Senza neanche capire come mi sono buttata nel tunnel dei disturbi alimentari, sono stata anoressica e bulimica e ricercavo. Una rabbia dentro di me era esplosa.
Ho iniziato a dimagrire ho perso tantissimi kili in poco tempo e in altrettanto poco tempo ero la ragazza che non ero mai stata. Avevo tanti ragazzi intorno, ero cercata, tutti mi volevano, bevevo tanto, avevo iniziato a fumare, ero un’altra persona.
Ma io cercavo l’amore quello vero, quello che poi ti sconvolge la vita e anche qui tutti dopo un po mi scartavano, anche qui la gente mi snobbava e niente ancora aveva senso. Questo senso di rifiuto come lo si poteva eliminare?
Un giorno mio padre si converte e conosce una famiglia cristiana, questa famiglia era veramente speciale, loro mi hanno veramente amato. Avevo appena preso il diploma in Tecnico Sociale e loro avendo 3 figli mi hanno assunta con baby sitter.
Praticamente un estate andai in vacanza con loro, e li qualcosa successe nel mio cuore. Mi converto e mi innamoro di un Dio che fino a quel momento era sconosciuto.
La conversione e la conoscenza di Dio è la cosa più bella, importante, meravigliosa che possano essere mai successe a noi, alla nostra famiglia, ci siamo convertiti tutti e 4 piano piano e la nostra vita si è trasformata.
Ho scoperto allora che la mia era fame d’amore.
In chiesa ho imparato le relazioni. Ero sempre stata una ragazza sola, non abituata al confronto, cresciuta da sola e qui in questa chiesa avevo tantissimi amici, persone che mi volevano bene, mi amavano, mi cercavano e qui e subentrata poi una problematica.
Io non riuscivo a gestire in modo sano tutto questo. Mi ritrovai dal nulla a troppo, così in poco tempo. Soprattutto i ragazzi, io non avevo mai avuto un fidanzato questo fu la mia grande sfida, gestire i miei innamoramenti continui. Bastava un nulla, un’attenzione e io avevo l’innamoramento facile.

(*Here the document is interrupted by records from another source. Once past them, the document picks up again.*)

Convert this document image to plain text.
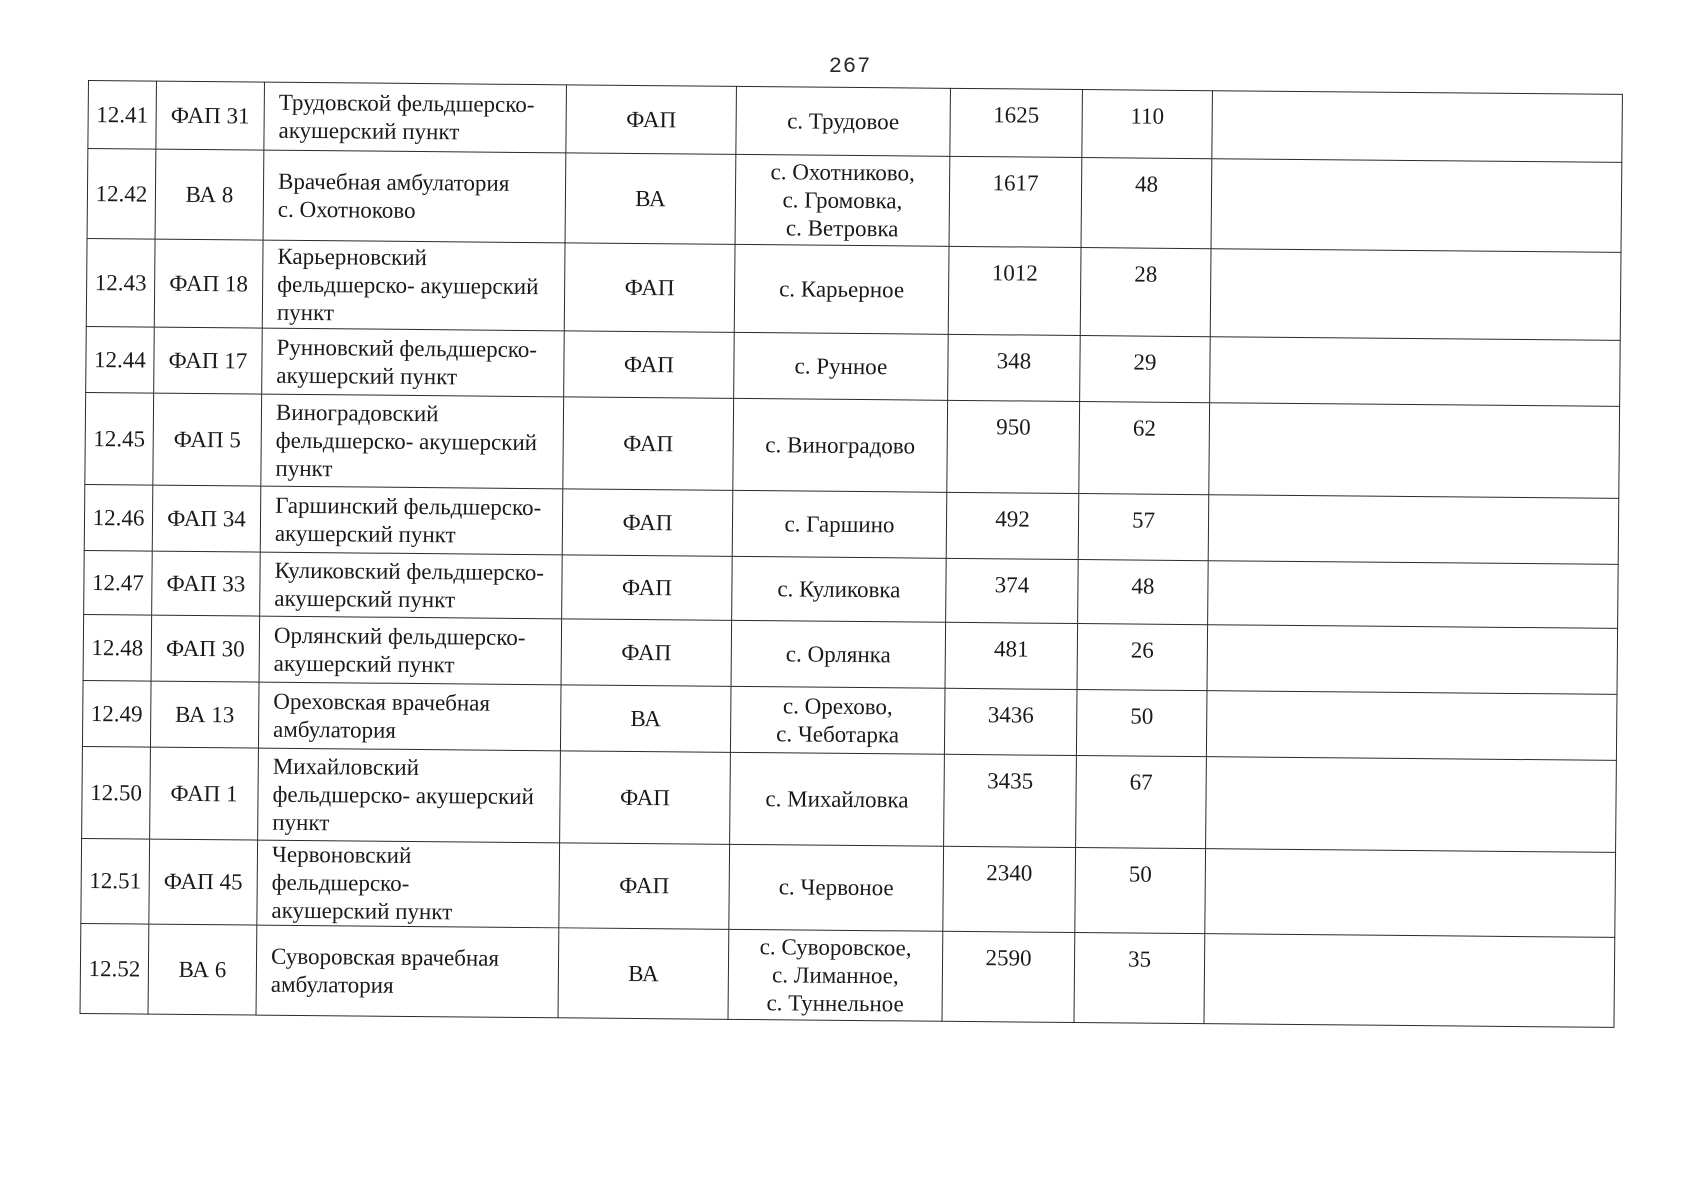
267
12.41	ФАП 31	Трудовской фельдшерско-
акушерский пункт	ФАП	с. Трудовое	1625	110	
12.42	ВА 8	Врачебная амбулатория
с. Охотноково	ВА	с. Охотниково,
с. Громовка,
с. Ветровка	1617	48	
12.43	ФАП 18	Карьерновский
фельдшерско- акушерский
пункт	ФАП	с. Карьерное	1012	28	
12.44	ФАП 17	Рунновский фельдшерско-
акушерский пункт	ФАП	с. Рунное	348	29	
12.45	ФАП 5	Виноградовский
фельдшерско- акушерский
пункт	ФАП	с. Виноградово	950	62	
12.46	ФАП 34	Гаршинский фельдшерско-
акушерский пункт	ФАП	с. Гаршино	492	57	
12.47	ФАП 33	Куликовский фельдшерско-
акушерский пункт	ФАП	с. Куликовка	374	48	
12.48	ФАП 30	Орлянский фельдшерско-
акушерский пункт	ФАП	с. Орлянка	481	26	
12.49	ВА 13	Ореховская врачебная
амбулатория	ВА	с. Орехово,
с. Чеботарка	3436	50	
12.50	ФАП 1	Михайловский
фельдшерско- акушерский
пункт	ФАП	с. Михайловка	3435	67	
12.51	ФАП 45	Червоновский фельдшерско-
акушерский пункт	ФАП	с. Червоное	2340	50	
12.52	ВА 6	Суворовская врачебная
амбулатория	ВА	с. Суворовское,
с. Лиманное,
с. Туннельное	2590	35	
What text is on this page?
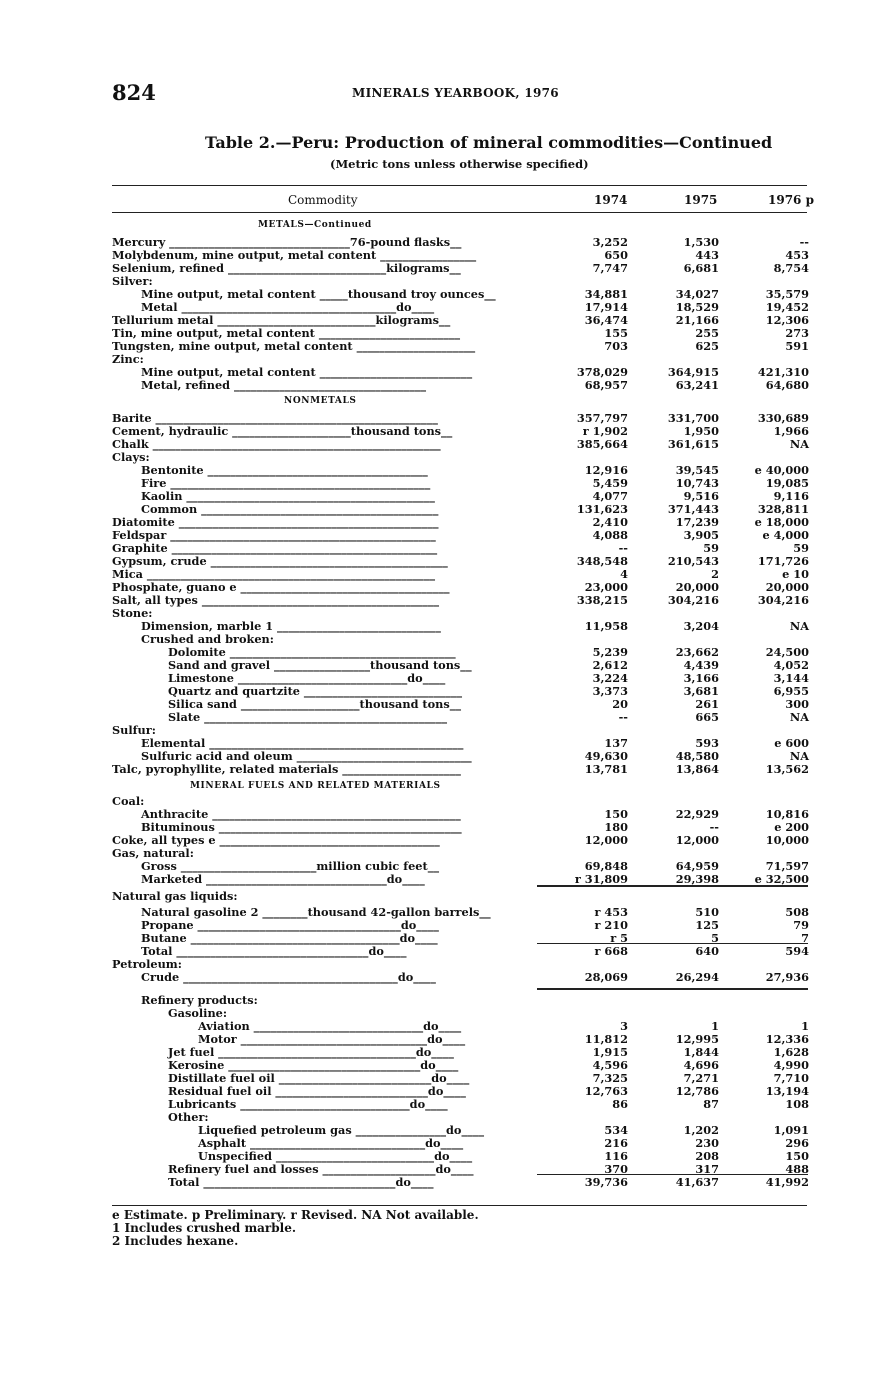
824	MINERALS YEARBOOK, 1976
Table 2.—Peru: Production of mineral commodities—Continued
(Metric tons unless otherwise specified)
Commodity	1974	1975	1976 p
METALS—Continued
Mercury ________________________________76-pound flasks__	3,252	1,530	--
Molybdenum, mine output, metal content _________________	650	443	453
Selenium, refined ____________________________kilograms__	7,747	6,681	8,754
Silver:
Mine output, metal content _____thousand troy ounces__	34,881	34,027	35,579
Metal ______________________________________do____	17,914	18,529	19,452
Tellurium metal ____________________________kilograms__	36,474	21,166	12,306
Tin, mine output, metal content _________________________	155	255	273
Tungsten, mine output, metal content _____________________	703	625	591
Zinc:
Mine output, metal content ___________________________	378,029	364,915	421,310
Metal, refined __________________________________	68,957	63,241	64,680
NONMETALS
Barite __________________________________________________	357,797	331,700	330,689
Cement, hydraulic _____________________thousand tons__	r 1,902	1,950	1,966
Chalk ___________________________________________________	385,664	361,615	NA
Clays:
Bentonite _______________________________________	12,916	39,545	e 40,000
Fire ______________________________________________	5,459	10,743	19,085
Kaolin ____________________________________________	4,077	9,516	9,116
Common __________________________________________	131,623	371,443	328,811
Diatomite ______________________________________________	2,410	17,239	e 18,000
Feldspar _______________________________________________	4,088	3,905	e 4,000
Graphite _______________________________________________	--	59	59
Gypsum, crude __________________________________________	348,548	210,543	171,726
Mica ___________________________________________________	4	2	e 10
Phosphate, guano e _____________________________________	23,000	20,000	20,000
Salt, all types __________________________________________	338,215	304,216	304,216
Stone:
Dimension, marble 1 _____________________________	11,958	3,204	NA
Crushed and broken:
Dolomite ________________________________________	5,239	23,662	24,500
Sand and gravel _________________thousand tons__	2,612	4,439	4,052
Limestone ______________________________do____	3,224	3,166	3,144
Quartz and quartzite ____________________________	3,373	3,681	6,955
Silica sand _____________________thousand tons__	20	261	300
Slate ___________________________________________	--	665	NA
Sulfur:
Elemental _____________________________________________	137	593	e 600
Sulfuric acid and oleum _______________________________	49,630	48,580	NA
Talc, pyrophyllite, related materials _____________________	13,781	13,864	13,562
MINERAL FUELS AND RELATED MATERIALS
Coal:
Anthracite ____________________________________________	150	22,929	10,816
Bituminous ___________________________________________	180	--	e 200
Coke, all types e _______________________________________	12,000	12,000	10,000
Gas, natural:
Gross ________________________million cubic feet__	69,848	64,959	71,597
Marketed ________________________________do____	r 31,809	29,398	e 32,500
Natural gas liquids:
Natural gasoline 2 ________thousand 42-gallon barrels__	r 453	510	508
Propane ____________________________________do____	r 210	125	79
Butane _____________________________________do____	r 5	5	7
Total __________________________________do____	r 668	640	594
Petroleum:
Crude ______________________________________do____	28,069	26,294	27,936
Refinery products:
Gasoline:
Aviation ______________________________do____	3	1	1
Motor _________________________________do____	11,812	12,995	12,336
Jet fuel ___________________________________do____	1,915	1,844	1,628
Kerosine __________________________________do____	4,596	4,696	4,990
Distillate fuel oil ___________________________do____	7,325	7,271	7,710
Residual fuel oil ___________________________do____	12,763	12,786	13,194
Lubricants ______________________________do____	86	87	108
Other:
Liquefied petroleum gas ________________do____	534	1,202	1,091
Asphalt _______________________________do____	216	230	296
Unspecified ____________________________do____	116	208	150
Refinery fuel and losses ____________________do____	370	317	488
Total __________________________________do____	39,736	41,637	41,992
e Estimate. p Preliminary. r Revised. NA Not available.
1 Includes crushed marble.
2 Includes hexane.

Non ero abituata alla gentilezza, al rispetto, per me era tutto nuovo e meraviglioso e io carente e bisognosa mi aggrappavo. Le relazioni per me erano diventate aria, vita. E cosi inizio a essere molto possessiva con le mie amicizie, con i miei leader, con le persone che amavo. Ero un controllore, una persona malpensante, pensate.
Tutta la pressione era molto difficile da gestire, non mi sentivo ancora bene con me stessa. Ancora non mi sentivo abbastanza, ancora non mi sentivo degna.
Nel mio cuore cera la forte e paralizzante paura di ritrovarmi di nuovo sola, abbandonata e scartata. Facevo di tutto per stare con le persone, quel senso di isolamento non lo volevo più sentire.
Mi sono aggrappata a relazioni sbagliate. Mi aggrappavo, ero una sanguisuga.
Ero dipendente dalle mie amicizie, ero completamente annientata dal senso di inadeguatezza e quindi mi trasformavo in base alle persone, ero molto gelosa, ossessionata quasi.
Mi sono innamorata più volte a senso unico e nella mia testa era tutto un film. Era come se innamorami di qualcuno fosse vita per me.
Come è finito tutto questo? Con Dio!
Ho affrontato i miei giganti, guardato in faccia le mie ferite, ottenuto la vittoria e oggi sono libera.